Ao longo dos últimos anos, Adozinda Pereira tem tido algumas ajudas. Nesse âmbito, faz questão de agradecer os apoios recebidos. “Quero agradecer do fundo do meu coração ao Sr. Presidente da Câmara Municipal de Oeiras, Isaltino Morais, ao Presidente da União de Freguesias de Carnaxide e Queijas, Inigo Pereira, ao Director do TIO (Teatro Independente de Oeiras), Carlos d’Almeida Ribeiro, e ao comandante dos Bombeiros Voluntários do Dafundo, Carlos Jaime, e a todas as pessoas que nos têm estado a dar a sua ajuda e apoio.” “Além das ajudas que tenho recebido, todas elas muito necessárias, por vezes, também é muito importante ouvir uma palavra amiga, que ajuda a tirar-nos o negrume da alma, quando enfrentamos momentos mais difíceis, quando estamos a ficar mais cansados, sem forças”, confessa.

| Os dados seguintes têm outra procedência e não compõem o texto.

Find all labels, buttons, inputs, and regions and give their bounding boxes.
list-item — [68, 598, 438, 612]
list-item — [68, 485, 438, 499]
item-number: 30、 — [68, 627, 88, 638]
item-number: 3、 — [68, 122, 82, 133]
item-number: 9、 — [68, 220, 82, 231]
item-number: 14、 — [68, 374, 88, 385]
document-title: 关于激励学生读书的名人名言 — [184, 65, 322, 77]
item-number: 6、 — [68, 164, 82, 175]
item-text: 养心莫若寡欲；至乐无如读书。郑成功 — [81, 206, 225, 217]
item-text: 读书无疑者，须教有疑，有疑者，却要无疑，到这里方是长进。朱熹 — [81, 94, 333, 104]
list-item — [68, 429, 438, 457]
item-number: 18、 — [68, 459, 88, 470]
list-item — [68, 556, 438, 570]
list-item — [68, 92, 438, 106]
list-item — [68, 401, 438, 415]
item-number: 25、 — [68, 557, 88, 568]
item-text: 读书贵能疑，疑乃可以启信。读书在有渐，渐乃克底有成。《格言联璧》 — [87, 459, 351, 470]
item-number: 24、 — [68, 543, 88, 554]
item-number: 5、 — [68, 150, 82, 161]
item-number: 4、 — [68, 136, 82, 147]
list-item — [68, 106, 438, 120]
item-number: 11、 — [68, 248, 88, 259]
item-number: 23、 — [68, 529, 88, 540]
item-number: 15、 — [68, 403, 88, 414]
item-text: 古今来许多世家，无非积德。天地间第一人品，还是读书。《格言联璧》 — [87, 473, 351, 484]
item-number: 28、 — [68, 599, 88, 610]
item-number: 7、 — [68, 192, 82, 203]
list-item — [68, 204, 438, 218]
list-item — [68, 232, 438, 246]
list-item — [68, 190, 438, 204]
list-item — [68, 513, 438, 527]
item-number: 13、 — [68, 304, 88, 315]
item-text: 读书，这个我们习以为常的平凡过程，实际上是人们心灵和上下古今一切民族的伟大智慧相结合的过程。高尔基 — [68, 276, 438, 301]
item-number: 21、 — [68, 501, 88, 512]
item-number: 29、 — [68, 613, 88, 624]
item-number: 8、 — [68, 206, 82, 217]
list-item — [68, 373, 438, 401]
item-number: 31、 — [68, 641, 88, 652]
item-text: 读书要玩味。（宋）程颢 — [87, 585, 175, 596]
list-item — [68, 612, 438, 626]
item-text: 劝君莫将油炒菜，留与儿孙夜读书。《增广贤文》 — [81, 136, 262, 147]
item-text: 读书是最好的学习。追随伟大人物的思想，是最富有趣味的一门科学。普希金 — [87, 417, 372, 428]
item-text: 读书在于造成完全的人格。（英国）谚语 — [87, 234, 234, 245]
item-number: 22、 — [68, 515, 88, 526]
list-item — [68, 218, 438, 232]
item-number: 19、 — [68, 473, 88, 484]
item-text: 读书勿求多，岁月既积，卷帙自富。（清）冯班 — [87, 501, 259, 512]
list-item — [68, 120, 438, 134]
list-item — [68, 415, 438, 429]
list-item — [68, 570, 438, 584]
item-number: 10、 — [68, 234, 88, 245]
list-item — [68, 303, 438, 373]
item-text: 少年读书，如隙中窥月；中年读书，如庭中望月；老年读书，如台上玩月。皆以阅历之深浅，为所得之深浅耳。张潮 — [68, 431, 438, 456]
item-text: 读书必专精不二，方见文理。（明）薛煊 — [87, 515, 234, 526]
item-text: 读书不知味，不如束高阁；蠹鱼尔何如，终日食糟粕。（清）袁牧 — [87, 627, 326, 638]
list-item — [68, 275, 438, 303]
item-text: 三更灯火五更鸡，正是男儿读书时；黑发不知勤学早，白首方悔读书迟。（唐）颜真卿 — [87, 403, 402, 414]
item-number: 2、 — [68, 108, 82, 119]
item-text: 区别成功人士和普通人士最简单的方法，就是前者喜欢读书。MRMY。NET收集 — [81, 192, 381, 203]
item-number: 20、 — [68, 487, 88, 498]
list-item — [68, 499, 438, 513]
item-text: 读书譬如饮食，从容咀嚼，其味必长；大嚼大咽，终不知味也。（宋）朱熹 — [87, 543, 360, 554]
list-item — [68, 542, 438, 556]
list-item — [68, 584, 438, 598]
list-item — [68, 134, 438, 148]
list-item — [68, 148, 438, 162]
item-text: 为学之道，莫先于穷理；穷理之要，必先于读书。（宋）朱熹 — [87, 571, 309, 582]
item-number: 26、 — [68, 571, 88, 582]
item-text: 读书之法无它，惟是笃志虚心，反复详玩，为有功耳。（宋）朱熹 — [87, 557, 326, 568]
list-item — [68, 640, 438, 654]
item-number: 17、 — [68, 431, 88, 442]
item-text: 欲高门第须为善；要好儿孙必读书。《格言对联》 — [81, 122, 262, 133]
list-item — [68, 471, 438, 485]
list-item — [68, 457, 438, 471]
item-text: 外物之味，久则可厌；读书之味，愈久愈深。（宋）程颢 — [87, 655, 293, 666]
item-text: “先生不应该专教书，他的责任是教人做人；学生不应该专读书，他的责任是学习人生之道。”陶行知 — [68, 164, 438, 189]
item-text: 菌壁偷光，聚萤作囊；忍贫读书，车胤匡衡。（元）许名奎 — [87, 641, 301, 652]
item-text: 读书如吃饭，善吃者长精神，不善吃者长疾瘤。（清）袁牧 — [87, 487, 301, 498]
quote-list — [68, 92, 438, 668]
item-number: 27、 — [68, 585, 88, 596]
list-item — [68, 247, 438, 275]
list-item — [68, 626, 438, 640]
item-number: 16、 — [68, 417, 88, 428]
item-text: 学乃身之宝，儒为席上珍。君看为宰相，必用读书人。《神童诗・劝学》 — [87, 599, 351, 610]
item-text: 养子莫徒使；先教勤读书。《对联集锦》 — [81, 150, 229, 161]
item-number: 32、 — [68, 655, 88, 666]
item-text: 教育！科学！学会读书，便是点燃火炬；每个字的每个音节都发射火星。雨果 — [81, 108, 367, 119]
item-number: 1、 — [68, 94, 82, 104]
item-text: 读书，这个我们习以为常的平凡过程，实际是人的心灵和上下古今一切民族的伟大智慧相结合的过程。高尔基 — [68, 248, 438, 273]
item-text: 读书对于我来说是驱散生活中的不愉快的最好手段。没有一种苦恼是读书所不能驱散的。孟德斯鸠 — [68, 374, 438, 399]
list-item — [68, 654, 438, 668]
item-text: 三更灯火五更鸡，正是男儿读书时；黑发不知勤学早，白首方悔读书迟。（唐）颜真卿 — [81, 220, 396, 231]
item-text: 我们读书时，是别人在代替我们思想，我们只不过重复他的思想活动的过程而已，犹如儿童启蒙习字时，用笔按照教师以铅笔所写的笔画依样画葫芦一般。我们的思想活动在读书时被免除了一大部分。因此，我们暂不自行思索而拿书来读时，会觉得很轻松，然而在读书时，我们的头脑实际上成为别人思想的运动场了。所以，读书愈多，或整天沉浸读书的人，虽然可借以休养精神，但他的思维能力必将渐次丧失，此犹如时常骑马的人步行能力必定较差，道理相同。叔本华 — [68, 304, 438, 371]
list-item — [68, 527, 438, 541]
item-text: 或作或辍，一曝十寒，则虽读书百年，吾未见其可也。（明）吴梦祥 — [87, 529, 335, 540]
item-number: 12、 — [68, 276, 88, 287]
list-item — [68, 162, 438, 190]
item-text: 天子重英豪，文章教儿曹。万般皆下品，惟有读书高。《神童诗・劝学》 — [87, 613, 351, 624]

TODAS AS AJUDAS POSSÍVEIS SÃO BEM-VINDAS

Uma das maiores contribuições para ajudar a família Pereira tem sido dada pela própria Adozinda, que não tem deixado cair os braços e com uma força de vontade alimentada pelo amor ao filho e ao marido tem mantido um ritmo de trabalho já impróprio para a sua idade e estado precário de saúde para poder assegurar o sustento dos três. Antiga cozinheira, uma profissão que desempenhou durante mais de 30 anos numa pastelaria em Queijas, continua a confeccionar em casa marmeladas, várias compotas (figo, tomate, pera rocha, maçã reineta…), licores (poejo, amêndoa amarga, ginjinha, hortelã, tangerina, orégãos…) e diversos tipos de artesanato, que vende em algumas feiras, juntamente com chás caseiros que prepara à base de plantas recolhidas na Natureza, frutos secos, queijos de ovelha e outros produtos da terra. 

“Eu tenho que deitar a mão a alguma coisa para ajudar a minha família. Tenho licenças que me foram dadas pela Câmara de Oeiras para conseguir ganhar algum dinheirinho. Levo uma mesinha e exponho os meus produtos no Jardim Cívico e no Mercado de Carnaxide, em Queijas, no Lions Clube de Oeiras e posso estar também aqui no Alto dos Barronhos, em Carnaxide, a vender”, informa, deixando um apelo a quem desejar encomendar alguns dos seus produtos, que o pode fazer através do seu telemóvel de contacto: 924 397 971. Outra forma de poder ajudar esta família carenciada é através da doacção de bens e/ou artigos mais antigos que Adozinda Pereira possa vender nas feiras de velharias onde também costuma participar para ajudar a assegurar o sustento do lar. “Como eu vendo estas coisinhas, até podia ser que as pessoas me quisessem ajudar e telefonassem para mim. Para ver se a nossa vida vai para a frente…”, justifica.